IMG_0228Usually, we tell you what we’ve been up to around camp or out and about in the Adirondacks.  But in this installment of YBB, we want to tell you about a trip that we took that visited places Echo Lake goes, albeit 3,000 miles from our little corner of the North Country.  Despite the fact that we have been at camp for many years, in fact decades, neither of us had the chance to be a 4n4 counselor.  There are about a million good reasons to be a camper for as long as you can, but the 4n4 trip out West with your best friends has to be right at the top of the list!  You’ll get to spend a month experiencing natural wonders and making a lifetime of memories!

We didn’t have the time to go to all of the amazing places the 4n4 trips visit, but for eight days in April we managed to squeeze in a few!  We hopped on a plane from Albany, got off in Las Vegas, and in a matter of a few hours were driving our car into Zion National Park.

What an indescribably beautiful place!!!!  Towering canyon walls thousands of feet high, multicolored bands of rock, a pristine river—there’s no place like it!  Although the river was running too high from snowmelt to go into the Narrows the 4n4 hike each summer, or on the famous Subway hike, there was so much to see and do!  Since we couldn’t explore exactly where 4n4 go, we picked a couple less traveled routes.  We went on a nine-mile hike to Observation Point, which looks hundreds of feet down on Angel’s Landing, and is a couple thousand feet above the canyon floor.  On another day, we inched along the side of Hidden Canyon, holding onto chains, on a narrow trail 1500 feet above the river – what a view!
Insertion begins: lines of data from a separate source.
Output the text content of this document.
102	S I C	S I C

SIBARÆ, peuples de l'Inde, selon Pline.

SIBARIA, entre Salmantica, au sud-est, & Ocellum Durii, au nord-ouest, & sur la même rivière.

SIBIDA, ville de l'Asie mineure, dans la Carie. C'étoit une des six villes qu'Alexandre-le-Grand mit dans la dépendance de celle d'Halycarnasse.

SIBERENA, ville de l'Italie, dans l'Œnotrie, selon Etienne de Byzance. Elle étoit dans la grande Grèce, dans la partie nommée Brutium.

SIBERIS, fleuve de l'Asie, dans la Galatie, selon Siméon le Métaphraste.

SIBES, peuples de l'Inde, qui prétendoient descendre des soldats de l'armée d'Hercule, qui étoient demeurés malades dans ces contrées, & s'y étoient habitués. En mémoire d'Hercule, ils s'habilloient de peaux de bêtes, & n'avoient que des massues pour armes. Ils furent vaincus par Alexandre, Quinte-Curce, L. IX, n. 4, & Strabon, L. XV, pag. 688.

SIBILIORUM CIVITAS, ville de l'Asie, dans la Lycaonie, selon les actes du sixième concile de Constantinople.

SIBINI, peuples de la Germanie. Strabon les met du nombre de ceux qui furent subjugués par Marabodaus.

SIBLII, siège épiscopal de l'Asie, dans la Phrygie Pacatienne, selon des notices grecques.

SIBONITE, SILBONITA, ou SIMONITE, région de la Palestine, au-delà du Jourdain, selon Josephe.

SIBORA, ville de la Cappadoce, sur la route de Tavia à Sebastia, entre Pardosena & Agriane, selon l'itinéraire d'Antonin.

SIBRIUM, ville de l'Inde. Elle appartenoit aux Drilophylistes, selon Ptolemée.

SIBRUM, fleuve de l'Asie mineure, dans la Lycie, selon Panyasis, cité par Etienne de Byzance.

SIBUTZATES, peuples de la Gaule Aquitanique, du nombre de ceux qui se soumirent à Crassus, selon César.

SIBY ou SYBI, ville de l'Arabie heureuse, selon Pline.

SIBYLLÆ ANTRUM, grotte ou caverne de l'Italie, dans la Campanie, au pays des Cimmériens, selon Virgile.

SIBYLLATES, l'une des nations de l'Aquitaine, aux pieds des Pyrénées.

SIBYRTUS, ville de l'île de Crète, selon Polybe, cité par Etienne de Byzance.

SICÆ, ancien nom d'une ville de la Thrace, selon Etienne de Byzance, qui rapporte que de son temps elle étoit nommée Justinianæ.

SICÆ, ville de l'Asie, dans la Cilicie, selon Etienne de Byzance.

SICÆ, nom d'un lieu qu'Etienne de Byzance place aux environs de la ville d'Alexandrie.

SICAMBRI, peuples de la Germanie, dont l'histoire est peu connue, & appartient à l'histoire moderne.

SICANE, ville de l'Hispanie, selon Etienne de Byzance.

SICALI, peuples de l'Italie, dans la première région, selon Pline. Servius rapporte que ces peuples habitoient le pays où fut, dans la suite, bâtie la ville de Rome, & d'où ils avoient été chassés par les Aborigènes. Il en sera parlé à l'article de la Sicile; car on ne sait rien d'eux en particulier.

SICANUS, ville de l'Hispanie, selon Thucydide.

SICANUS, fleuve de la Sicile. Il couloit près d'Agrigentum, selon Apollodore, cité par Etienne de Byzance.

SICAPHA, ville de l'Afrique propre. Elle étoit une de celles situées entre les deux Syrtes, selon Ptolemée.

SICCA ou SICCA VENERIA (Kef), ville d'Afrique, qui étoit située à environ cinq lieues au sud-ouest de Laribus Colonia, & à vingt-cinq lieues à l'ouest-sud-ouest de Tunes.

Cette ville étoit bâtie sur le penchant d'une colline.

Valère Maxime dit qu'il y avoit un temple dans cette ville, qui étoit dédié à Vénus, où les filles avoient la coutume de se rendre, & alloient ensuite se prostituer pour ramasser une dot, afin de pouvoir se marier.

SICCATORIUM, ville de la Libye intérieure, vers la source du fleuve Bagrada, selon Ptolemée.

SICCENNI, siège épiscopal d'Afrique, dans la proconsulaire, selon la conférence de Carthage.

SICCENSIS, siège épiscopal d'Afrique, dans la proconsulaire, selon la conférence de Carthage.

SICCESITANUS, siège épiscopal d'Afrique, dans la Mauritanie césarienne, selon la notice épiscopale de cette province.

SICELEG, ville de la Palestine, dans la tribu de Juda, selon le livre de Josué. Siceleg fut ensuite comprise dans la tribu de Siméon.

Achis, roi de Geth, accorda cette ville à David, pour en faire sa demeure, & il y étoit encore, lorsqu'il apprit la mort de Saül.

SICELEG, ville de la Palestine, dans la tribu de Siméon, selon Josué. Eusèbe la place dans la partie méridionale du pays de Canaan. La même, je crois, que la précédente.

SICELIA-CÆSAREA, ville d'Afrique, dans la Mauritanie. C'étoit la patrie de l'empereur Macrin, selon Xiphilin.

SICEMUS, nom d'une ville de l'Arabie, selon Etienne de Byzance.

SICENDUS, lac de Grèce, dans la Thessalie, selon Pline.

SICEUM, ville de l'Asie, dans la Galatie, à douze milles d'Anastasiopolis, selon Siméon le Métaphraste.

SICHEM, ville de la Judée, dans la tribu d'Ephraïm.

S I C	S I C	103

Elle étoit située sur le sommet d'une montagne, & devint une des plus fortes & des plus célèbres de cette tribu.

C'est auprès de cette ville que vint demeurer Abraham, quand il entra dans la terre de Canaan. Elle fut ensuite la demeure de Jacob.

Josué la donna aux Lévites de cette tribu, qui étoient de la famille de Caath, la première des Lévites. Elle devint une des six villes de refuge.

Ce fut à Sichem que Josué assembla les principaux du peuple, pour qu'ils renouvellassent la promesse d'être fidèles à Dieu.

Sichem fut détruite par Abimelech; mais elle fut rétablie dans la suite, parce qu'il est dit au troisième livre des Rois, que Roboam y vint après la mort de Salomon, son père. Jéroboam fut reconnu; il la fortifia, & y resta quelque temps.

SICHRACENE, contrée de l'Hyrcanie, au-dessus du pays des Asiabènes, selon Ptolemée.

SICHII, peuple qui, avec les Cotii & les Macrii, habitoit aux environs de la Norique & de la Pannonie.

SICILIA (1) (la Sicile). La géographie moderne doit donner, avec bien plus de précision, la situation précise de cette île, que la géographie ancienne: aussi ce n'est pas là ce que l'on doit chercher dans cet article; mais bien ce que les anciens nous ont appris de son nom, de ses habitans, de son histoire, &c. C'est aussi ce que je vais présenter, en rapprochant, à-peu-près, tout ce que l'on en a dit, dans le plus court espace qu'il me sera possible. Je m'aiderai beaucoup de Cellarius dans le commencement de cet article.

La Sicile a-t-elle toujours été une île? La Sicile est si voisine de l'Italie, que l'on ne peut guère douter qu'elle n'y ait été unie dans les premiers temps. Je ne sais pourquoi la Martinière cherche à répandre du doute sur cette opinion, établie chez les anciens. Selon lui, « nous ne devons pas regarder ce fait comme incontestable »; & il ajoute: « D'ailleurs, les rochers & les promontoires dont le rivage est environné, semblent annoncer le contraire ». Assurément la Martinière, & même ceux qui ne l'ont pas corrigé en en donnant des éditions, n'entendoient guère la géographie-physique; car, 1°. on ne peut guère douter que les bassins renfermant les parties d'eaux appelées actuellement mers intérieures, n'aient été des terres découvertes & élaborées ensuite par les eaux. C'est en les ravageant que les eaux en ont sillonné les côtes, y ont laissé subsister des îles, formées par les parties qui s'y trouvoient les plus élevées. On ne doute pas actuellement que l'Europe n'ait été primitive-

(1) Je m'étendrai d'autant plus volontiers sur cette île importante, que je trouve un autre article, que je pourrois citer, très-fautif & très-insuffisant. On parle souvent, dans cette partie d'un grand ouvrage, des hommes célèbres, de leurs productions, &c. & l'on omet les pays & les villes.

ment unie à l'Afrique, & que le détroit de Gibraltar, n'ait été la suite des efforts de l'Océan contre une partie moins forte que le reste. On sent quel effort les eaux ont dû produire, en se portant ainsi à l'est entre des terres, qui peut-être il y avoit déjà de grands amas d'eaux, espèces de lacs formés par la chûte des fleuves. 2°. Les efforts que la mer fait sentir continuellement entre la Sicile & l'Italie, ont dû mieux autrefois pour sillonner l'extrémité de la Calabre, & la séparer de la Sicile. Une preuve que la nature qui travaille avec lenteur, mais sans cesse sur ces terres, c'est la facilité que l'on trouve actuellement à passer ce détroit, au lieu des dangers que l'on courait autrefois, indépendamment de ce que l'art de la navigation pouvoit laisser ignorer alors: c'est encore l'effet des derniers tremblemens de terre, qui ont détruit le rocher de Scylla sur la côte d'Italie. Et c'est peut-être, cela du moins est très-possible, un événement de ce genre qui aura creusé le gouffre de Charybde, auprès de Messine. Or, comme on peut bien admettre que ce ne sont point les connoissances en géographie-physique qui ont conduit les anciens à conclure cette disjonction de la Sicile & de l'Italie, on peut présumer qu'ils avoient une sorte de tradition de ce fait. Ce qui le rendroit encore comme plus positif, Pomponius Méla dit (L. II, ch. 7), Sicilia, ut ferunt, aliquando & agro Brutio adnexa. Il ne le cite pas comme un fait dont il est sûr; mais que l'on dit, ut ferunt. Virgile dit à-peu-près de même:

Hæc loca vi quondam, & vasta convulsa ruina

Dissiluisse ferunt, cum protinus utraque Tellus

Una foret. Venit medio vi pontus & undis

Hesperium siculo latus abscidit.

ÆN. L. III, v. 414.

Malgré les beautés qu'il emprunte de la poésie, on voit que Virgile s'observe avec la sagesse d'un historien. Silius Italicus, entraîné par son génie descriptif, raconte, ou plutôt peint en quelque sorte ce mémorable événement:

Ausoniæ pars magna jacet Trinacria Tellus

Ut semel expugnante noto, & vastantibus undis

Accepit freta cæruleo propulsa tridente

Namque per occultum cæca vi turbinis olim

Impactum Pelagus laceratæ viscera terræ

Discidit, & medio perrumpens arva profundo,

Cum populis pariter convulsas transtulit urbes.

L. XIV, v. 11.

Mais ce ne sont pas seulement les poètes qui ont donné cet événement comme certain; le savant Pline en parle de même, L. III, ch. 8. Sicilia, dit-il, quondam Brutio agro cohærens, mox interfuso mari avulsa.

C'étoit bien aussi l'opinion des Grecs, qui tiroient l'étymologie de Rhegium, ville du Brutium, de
In between, we hiked and hiked and hiked—usually seven or eight hours a day.  All too soon it was time to drive a few hours to Bryce Canyon City (smaller than Warrensburg!) just down the road from Bryce Canyon National Park and do the famous Fairyland and Peek-a-Boo Loop Trails among the “forest” of massive sandstone hoodoos that line the bottom of the canyon and rise upward hundreds of feet.  Its higher there than in Zion and we saw snowbanks tucked into the shady spots.  It’s so incredible our necks hurt from constantly looking up at the astonishing and other-worldly landscape!

Our final stop was Moab, home of Arches National Park, and a short hop from Canyonlands National Park.  We saw the incredible Delicate Arch and hiked miles away from the crowds to see some more remote but equally amazing arches.  It’s hard to imagine the natural processes that sculpted these magnificent wonders – -it was truly awe-inspiring!  Before the eight days were up, we also spent a day in Canyonlands and completed the (as we learned later, infamous) Syncline Loop.  It’s a narrow, rocky and extremely rugged nine-mile trail that makes a loop around a mysterious crater in a remote area, going down over a thousand feet at the onset and then back up across a boulder field and forty percent incline of ledges near the end on the way out.   We are very experienced hikers but it was by far the most challenging hike we have ever been on.  No, it’s not one the 4n4 do – -but it’s a great story, one you might not believe!  Want the details?  You’ll have to wait until you see us next month!  The grass is getting greener, the leaves and flowers are popping out —we can’t wait to see you!